The woman who won $2.5 million in a landmark civil lawsuit after testifying that she had been sexually harassed by a male boss at a nursing home wonders why the man still holds a nursing license.
However, state officials and the man's lawyer say the Division of Professional Licensing investigated the matter and closed its case without taking action against him.
A jury in U.S. District Court awarded Maria G. Parker the largest financial settlement in Utah history in December 2002 after a six-day trial. She had sued the nursing home and its management companies, but did not name the man in the lawsuit.
Her attorney, April Hollingsworth, said Parker could not sue the man in federal court because the law under which that suit was filed doesn't allow individuals to be named.
Parker said she was sexually assaulted by her boss on July 12, 1999, but did not file a report with the Salt Lake Police Department until Aug. 10, 1999, according to state court documents.
The man was charged with first-degree felony forcible sodomy and two counts of class A misdemeanor lewdness in 3rd District Court, according to state court records. As part of a plea bargain, he entered a plea in abeyance to the lewdness charges, which meant that after a period of time the charges could be dismissed if he met certain court-ordered conditions.

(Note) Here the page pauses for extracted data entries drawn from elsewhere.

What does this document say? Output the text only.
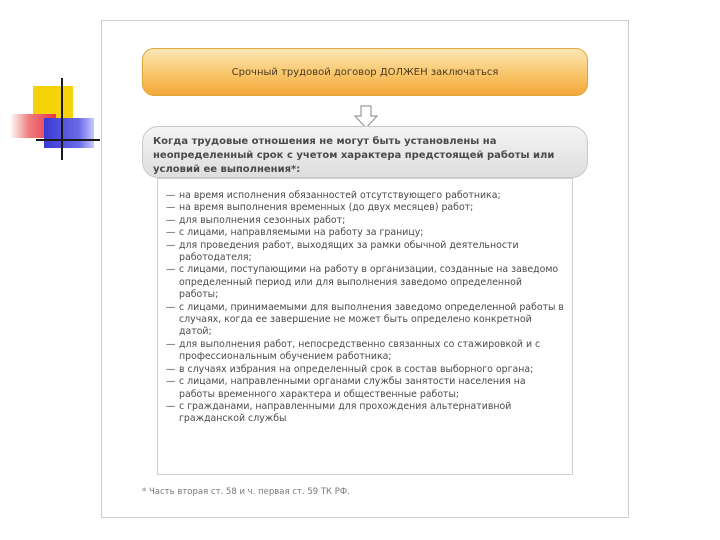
Срочный трудовой договор ДОЛЖЕН заключаться
Когда трудовые отношения не могут быть установлены на неопределенный срок с учетом характера предстоящей работы или условий ее выполнения*:
— на время исполнения обязанностей отсутствующего работника;
— на время выполнения временных (до двух месяцев) работ;
— для выполнения сезонных работ;
— с лицами, направляемыми на работу за границу;
— для проведения работ, выходящих за рамки обычной деятельности работодателя;
— с лицами, поступающими на работу в организации, созданные на заведомо определенный период или для выполнения заведомо определенной работы;
— с лицами, принимаемыми для выполнения заведомо определенной работы в случаях, когда ее завершение не может быть определено конкретной датой;
— для выполнения работ, непосредственно связанных со стажировкой и с профессиональным обучением работника;
— в случаях избрания на определенный срок в состав выборного органа;
— с лицами, направленными органами службы занятости населения на работы временного характера и общественные работы;
— с гражданами, направленными для прохождения альтернативной гражданской службы
* Часть вторая ст. 58 и ч. первая ст. 59 ТК РФ.
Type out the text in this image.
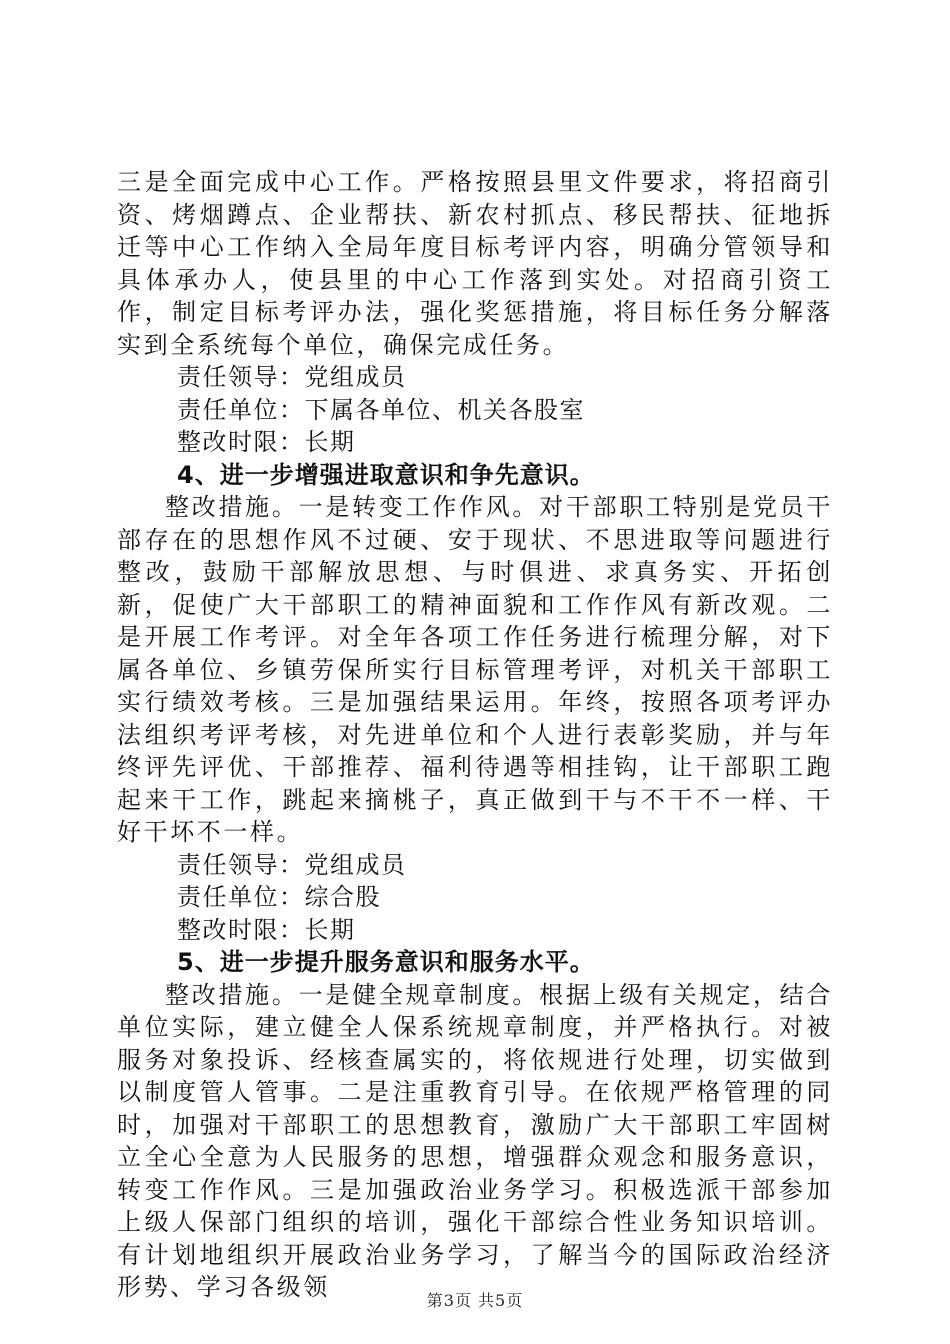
三是全面完成中心工作。严格按照县里文件要求，将招商引资、烤烟蹲点、企业帮扶、新农村抓点、移民帮扶、征地拆迁等中心工作纳入全局年度目标考评内容，明确分管领导和具体承办人，使县里的中心工作落到实处。对招商引资工作，制定目标考评办法，强化奖惩措施，将目标任务分解落实到全系统每个单位，确保完成任务。

责任领导：党组成员

责任单位：下属各单位、机关各股室

整改时限：长期

4、进一步增强进取意识和争先意识。

整改措施。一是转变工作作风。对干部职工特别是党员干部存在的思想作风不过硬、安于现状、不思进取等问题进行整改，鼓励干部解放思想、与时俱进、求真务实、开拓创新，促使广大干部职工的精神面貌和工作作风有新改观。二是开展工作考评。对全年各项工作任务进行梳理分解，对下属各单位、乡镇劳保所实行目标管理考评，对机关干部职工实行绩效考核。三是加强结果运用。年终，按照各项考评办法组织考评考核，对先进单位和个人进行表彰奖励，并与年终评先评优、干部推荐、福利待遇等相挂钩，让干部职工跑起来干工作，跳起来摘桃子，真正做到干与不干不一样、干好干坏不一样。

责任领导：党组成员

责任单位：综合股

整改时限：长期

5、进一步提升服务意识和服务水平。

整改措施。一是健全规章制度。根据上级有关规定，结合单位实际，建立健全人保系统规章制度，并严格执行。对被服务对象投诉、经核查属实的，将依规进行处理，切实做到以制度管人管事。二是注重教育引导。在依规严格管理的同时，加强对干部职工的思想教育，激励广大干部职工牢固树立全心全意为人民服务的思想，增强群众观念和服务意识，转变工作作风。三是加强政治业务学习。积极选派干部参加上级人保部门组织的培训，强化干部综合性业务知识培训。有计划地组织开展政治业务学习，了解当今的国际政治经济形势、学习各级领	第3页 共5页
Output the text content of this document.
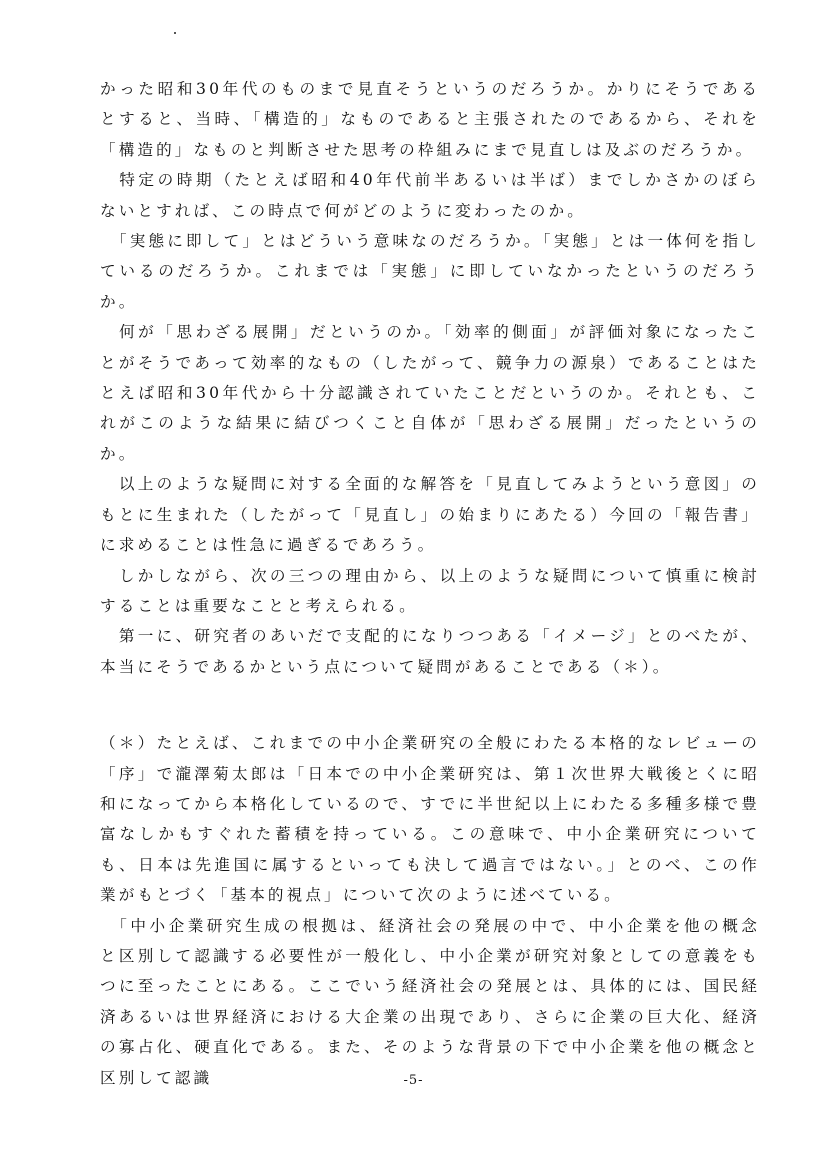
かった昭和30年代のものまで見直そうというのだろうか。かりにそうであるとすると、当時、「構造的」なものであると主張されたのであるから、それを「構造的」なものと判断させた思考の枠組みにまで見直しは及ぶのだろうか。

　特定の時期（たとえば昭和40年代前半あるいは半ば）までしかさかのぼらないとすれば、この時点で何がどのように変わったのか。

　「実態に即して」とはどういう意味なのだろうか。「実態」とは一体何を指しているのだろうか。これまでは「実態」に即していなかったというのだろうか。

　何が「思わざる展開」だというのか。「効率的側面」が評価対象になったことがそうであって効率的なもの（したがって、競争力の源泉）であることはたとえば昭和30年代から十分認識されていたことだというのか。それとも、これがこのような結果に結びつくこと自体が「思わざる展開」だったというのか。

　以上のような疑問に対する全面的な解答を「見直してみようという意図」のもとに生まれた（したがって「見直し」の始まりにあたる）今回の「報告書」に求めることは性急に過ぎるであろう。

　しかしながら、次の三つの理由から、以上のような疑問について慎重に検討することは重要なことと考えられる。

　第一に、研究者のあいだで支配的になりつつある「イメージ」とのべたが、本当にそうであるかという点について疑問があることである（＊）。

（＊）たとえば、これまでの中小企業研究の全般にわたる本格的なレビューの「序」で瀧澤菊太郎は「日本での中小企業研究は、第１次世界大戦後とくに昭和になってから本格化しているので、すでに半世紀以上にわたる多種多様で豊富なしかもすぐれた蓄積を持っている。この意味で、中小企業研究についても、日本は先進国に属するといっても決して過言ではない。」とのべ、この作業がもとづく「基本的視点」について次のように述べている。

　「中小企業研究生成の根拠は、経済社会の発展の中で、中小企業を他の概念と区別して認識する必要性が一般化し、中小企業が研究対象としての意義をもつに至ったことにある。ここでいう経済社会の発展とは、具体的には、国民経済あるいは世界経済における大企業の出現であり、さらに企業の巨大化、経済の寡占化、硬直化である。また、そのような背景の下で中小企業を他の概念と区別して認識	-5-
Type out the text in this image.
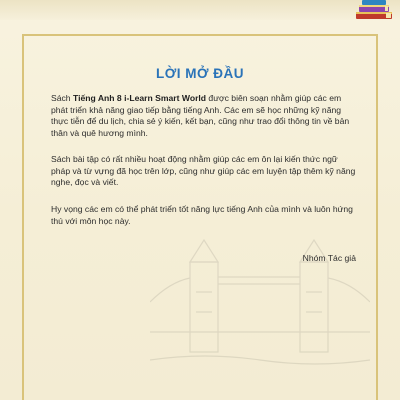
LỜI MỞ ĐẦU
Sách Tiếng Anh 8 i-Learn Smart World được biên soạn nhằm giúp các em phát triển khả năng giao tiếp bằng tiếng Anh. Các em sẽ học những kỹ năng thực tiễn để du lịch, chia sẻ ý kiến, kết bạn, cũng như trao đổi thông tin về bản thân và quê hương mình.
Sách bài tập có rất nhiều hoạt động nhằm giúp các em ôn lại kiến thức ngữ pháp và từ vựng đã học trên lớp, cũng như giúp các em luyện tập thêm kỹ năng nghe, đọc và viết.
Hy vọng các em có thể phát triển tốt năng lực tiếng Anh của mình và luôn hứng thú với môn học này.
Nhóm Tác giả
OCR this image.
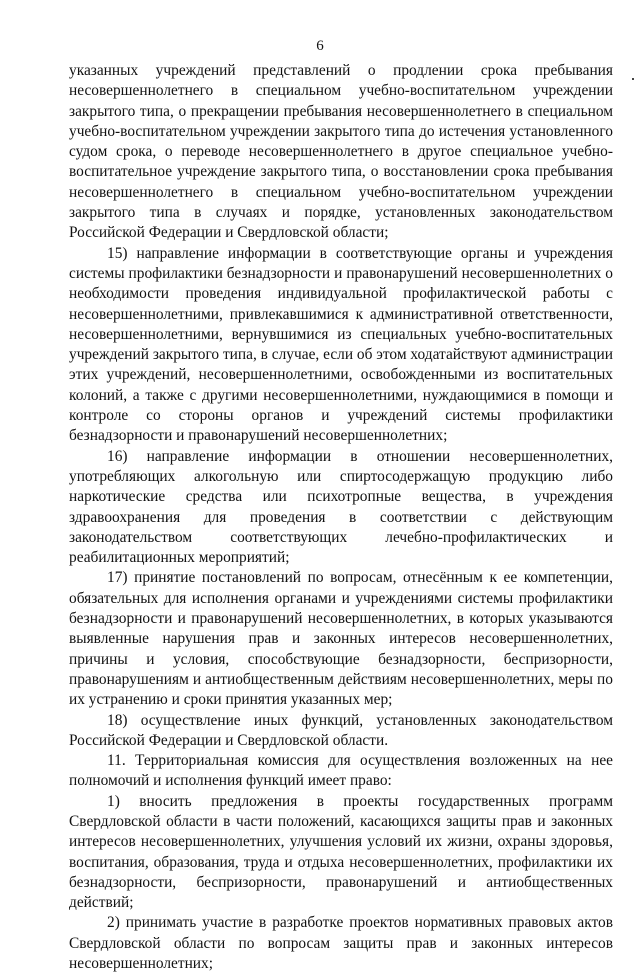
6

указанных учреждений представлений о продлении срока пребывания несовершеннолетнего в специальном учебно-воспитательном учреждении закрытого типа, о прекращении пребывания несовершеннолетнего в специальном учебно-воспитательном учреждении закрытого типа до истечения установленного судом срока, о переводе несовершеннолетнего в другое специальное учебно-воспитательное учреждение закрытого типа, о восстановлении срока пребывания несовершеннолетнего в специальном учебно-воспитательном учреждении закрытого типа в случаях и порядке, установленных законодательством Российской Федерации и Свердловской области;

15) направление информации в соответствующие органы и учреждения системы профилактики безнадзорности и правонарушений несовершеннолетних о необходимости проведения индивидуальной профилактической работы с несовершеннолетними, привлекавшимися к административной ответственности, несовершеннолетними, вернувшимися из специальных учебно-воспитательных учреждений закрытого типа, в случае, если об этом ходатайствуют администрации этих учреждений, несовершеннолетними, освобожденными из воспитательных колоний, а также с другими несовершеннолетними, нуждающимися в помощи и контроле со стороны органов и учреждений системы профилактики безнадзорности и правонарушений несовершеннолетних;

16) направление информации в отношении несовершеннолетних, употребляющих алкогольную или спиртосодержащую продукцию либо наркотические средства или психотропные вещества, в учреждения здравоохранения для проведения в соответствии с действующим законодательством соответствующих лечебно-профилактических и реабилитационных мероприятий;

17) принятие постановлений по вопросам, отнесённым к ее компетенции, обязательных для исполнения органами и учреждениями системы профилактики безнадзорности и правонарушений несовершеннолетних, в которых указываются выявленные нарушения прав и законных интересов несовершеннолетних, причины и условия, способствующие безнадзорности, беспризорности, правонарушениям и антиобщественным действиям несовершеннолетних, меры по их устранению и сроки принятия указанных мер;

18) осуществление иных функций, установленных законодательством Российской Федерации и Свердловской области.

11. Территориальная комиссия для осуществления возложенных на нее полномочий и исполнения функций имеет право:

1) вносить предложения в проекты государственных программ Свердловской области в части положений, касающихся защиты прав и законных интересов несовершеннолетних, улучшения условий их жизни, охраны здоровья, воспитания, образования, труда и отдыха несовершеннолетних, профилактики их безнадзорности, беспризорности, правонарушений и антиобщественных действий;

2) принимать участие в разработке проектов нормативных правовых актов Свердловской области по вопросам защиты прав и законных интересов несовершеннолетних;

Hollingsworth questions why the man still is permitted by the Division of Professional Licensing to hold a nursing license, especially since trial testimony in the civil suit brought forth four other women who testified that he had sexually abused them.
Hollingsworth filed a formal complaint with DOPL and an investigator, L.M. Hansen, responded with a letter stating that the division finished its investigation and "determined there is insufficient evidence of unlawful practice" and the case was closed.
Hollingsworth said she found this disturbing and wrote to Steve Davis, the division's chief investigator. "Having heard all the evidence against (the man), however, I was (and am) outraged that he is still a practicing nurse," she wrote in her letter.
She wrote that she had filed another complaint with DOPL, supplied the names and phone numbers of all the women who testified, and offered to provide any additional information.
The man did not want to be interviewed but did issue a statement through his attorney, Donald Dalton: "This matter was thoroughly investigated by DOPL. That fact must be well-known to Ms. Parker and her attorneys. This matter just ought to be dropped."
Scott Thompson, public information officer for the Department of Commerce, which is over DOPL, said the man's situation originally came to DOPL's attention in 1999. "That was about the time he got charged with forcible sodomy that got pleaded down to lewdness. Typically, we need to have a conviction and criminal proceeding to take action against a license," Thompson said.
"There wasn't anything in the statute at that time for a plea in abeyance sort of thing. It was really unclear. That has since been changed in 2001 so even a plea in abeyance can affect somebody's license," he said. "We have to go by what the statutes allowed us to do in 1999. If that provision had been there for a plea in abeyance, it's likely that some action would have been taken, but it wasn't."
As for the civil lawsuit in federal court, DOPL did hear about that also, Thompson said. "They determined there wasn't enough of a case in the civil action for us to pursue it. From our vantage point, since he wasn't named in the suit, even though he was involved, we didn't find enough evidence to pursue anything."
Thompson said the man currently holds a practical nurse license and that license is up for renewal in January 2004. It is not clear whether he was currently working as a nurse because DOPL does not track such data, Thompson said.
Hollingsworth terms DOPL's arguments "absurd."
She said her examination of the 1999 statutes shows that an individual could be sanctioned if there are physical or mental health problems that would impair the person's ability to practice safely, as well as sanctions for unprofessional conduct — including one that specifically refers to "sexually abusing or exploiting any person through conduct connected with the licensee's practice."
Hollingsworth doesn't represent the other women who testified at Parker's civil trial but is upset on their behalf since they testified under oath about sexual abuse and the jury in federal court believed them.
"I don't understand what is wrong (with DOPL)," Hollingsworth said. "Either they disregarded a jury verdict or they didn't care that a nurse is assaulting his subordinates."